2. Devlet Başkanının Özellikleri

Eski Türk hükümdarı, hem bütün devlet teşkilâtının başı hem de toplumun lideri durumundaydı. O, sadece içinde yaşadığı zamandan değil, aynı zamanda devletin ve toplumun geleceğinden de sorumluydu. Dolayısıyla onun görevi son derece ağırdı. Bu ağır görevi de, ancak iyi yetişmiş yetenekli, bilgili ve tecrübeli olan kimseler başarabilirdi. Bundan dolayı, Türk hükümdarının bazı yüksek vasıflara sahip olması gerekiyordu.34 Bunların başında cesur, kahraman, bilge ve erdemli olmak gibi önemli özellikler geliyordu.

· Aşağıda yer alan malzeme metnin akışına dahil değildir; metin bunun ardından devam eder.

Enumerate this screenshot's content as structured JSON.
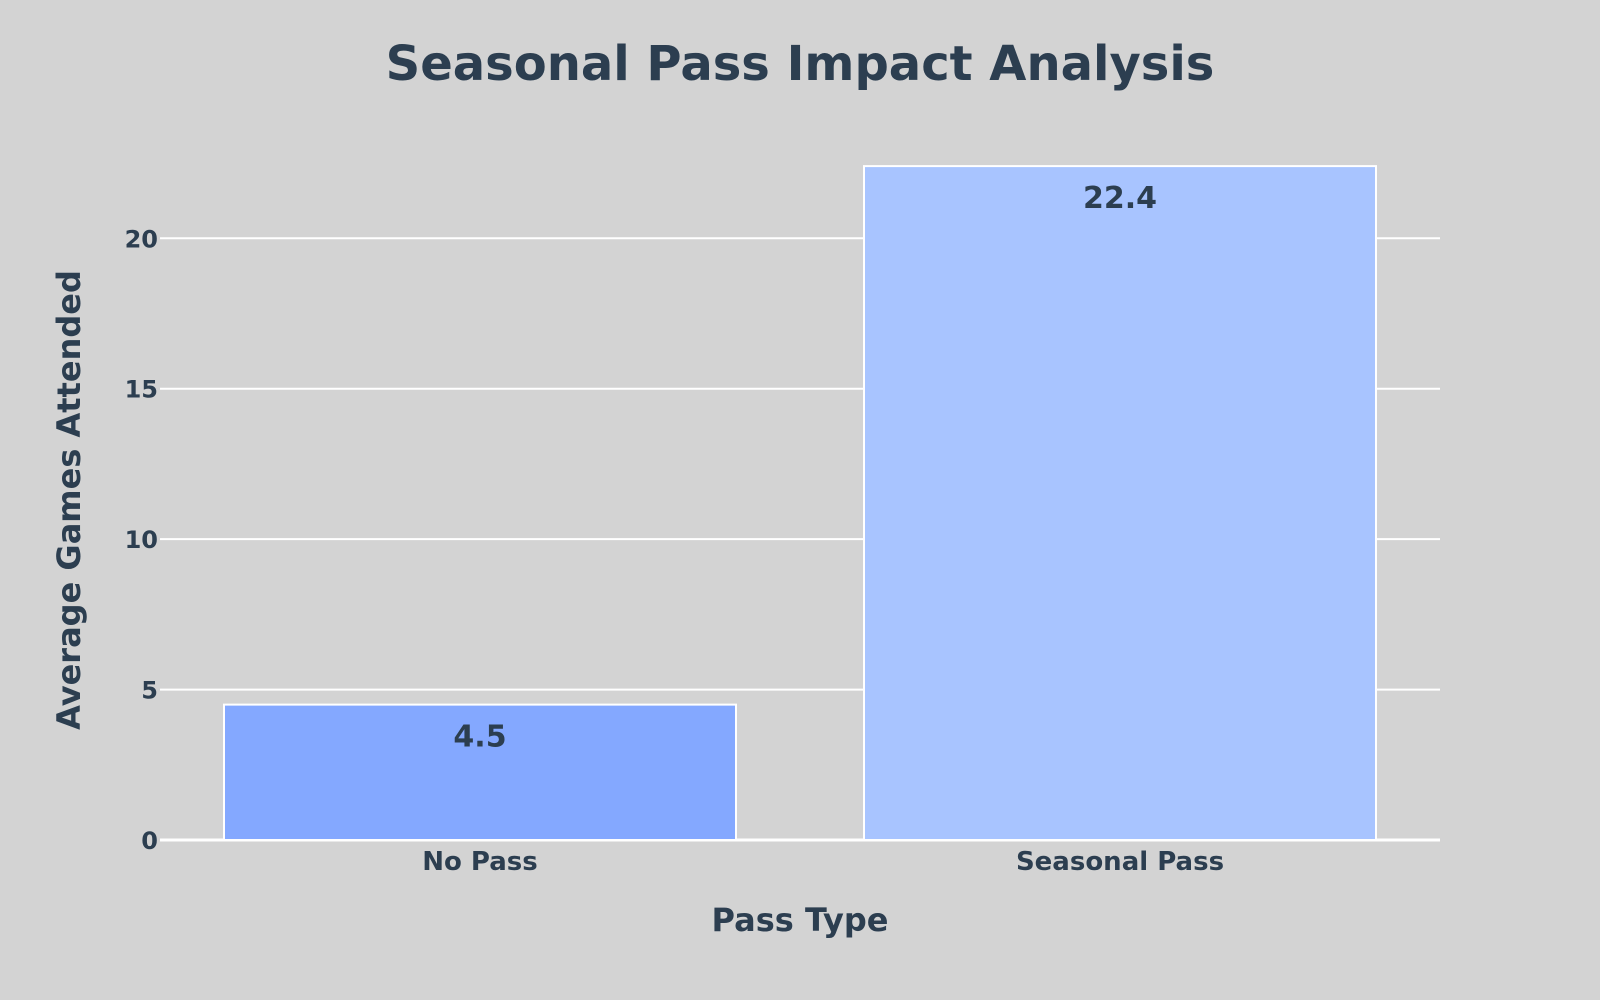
{
  "chart_data": {
    "type": "bar",
    "title": "Seasonal Pass Impact Analysis",
    "xlabel": "Pass Type",
    "ylabel": "Average Games Attended",
    "categories": [
      "No Pass",
      "Seasonal Pass"
    ],
    "values": [
      4.5,
      22.4
    ],
    "value_labels": [
      "4.5",
      "22.4"
    ],
    "ylim": [
      0,
      23.6
    ],
    "yticks": [
      0,
      5,
      10,
      15,
      20
    ],
    "grid": true,
    "legend": "none",
    "colors": {
      "background": "#d3d3d3",
      "text": "#2c3e50",
      "grid": "#ffffff",
      "bars": [
        "#84a8ff",
        "#a8c4ff"
      ],
      "bar_outline": "#ffffff"
    }
  }
}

A. Cesur ve Kahraman Olmak

Her kültür, kendisini yaşatacak ve devam ettirecek insan tipini yetiştirmeye çalışır. Atlı-göçebe kültürün ideal insan tipi cesur (yürelig) ve kahraman (alp) insandır. Zira, atlı-göçebe bir hayat yaşayan eski Türk toplumu, tehlikeler ve güçlüklerle dolu tabiî çevre içinde yaşıyordu. Üstelik bu hayat tarzında savaşlar ve akınlar, hayatta kalabilmek ve hayatı devam ettirebilmek için âdeta zorunlu, hatta kaçınılmaz bir faaliyetti. Hal böyle olunca, hem toplum hayatında hem de devlet hayatında cesur ve kahraman insanlara son derece ihtiyaç duyulmaktaydı. Çünkü, tehlikeler ve güçlükler, ancak onların cesareti ve kahramanlığı sayesinde alt edilebilmekteydi. Akınların ve savaşların zafere ulaşması da, ancak onların cesareti ve kahramanlığı sayesinde mümkün olabilmekteydi. Kısaca söylemek gerekirse toplumun ve devletin kaderi, büyük ölçüde kahramanların başarılarına bağlıydı.

Eski Türklerde belli bir kahraman tipi vardı. Onun en başta gelen özelliği cesur ve atak olmasıydı. Düşmana üstün gelmek ve hâkim olmak kahramanın en büyük ihtirasıydı. O, cesaret ve kuvvetiyle ya “yavuz düşmanı” geri döndürür, yada ona boyun eğdirirdi.35

Kahramanlar için kendi hayatlarının fazla bir değeri ve önemi yoktu. Toplumun yararına hayatlarını hiç düşünmeden fedâ etmek, onlar için en büyük erdem idi. Türk toplumunda hiçbir menfaat kaygısı gütmeksizin kendi hayatlarını tehlikeye atan, hatta fedâ eden insanlara büyük değer verilmekte ve onlara karşı büyük sevgi ve hayranlık duyulmaktaydı. Başka bir ifade ile söylemek gerekirse, Türklerde “kahramanlık kültü” (kutsal kabul edilen varlıklara saygı duyma) vardı.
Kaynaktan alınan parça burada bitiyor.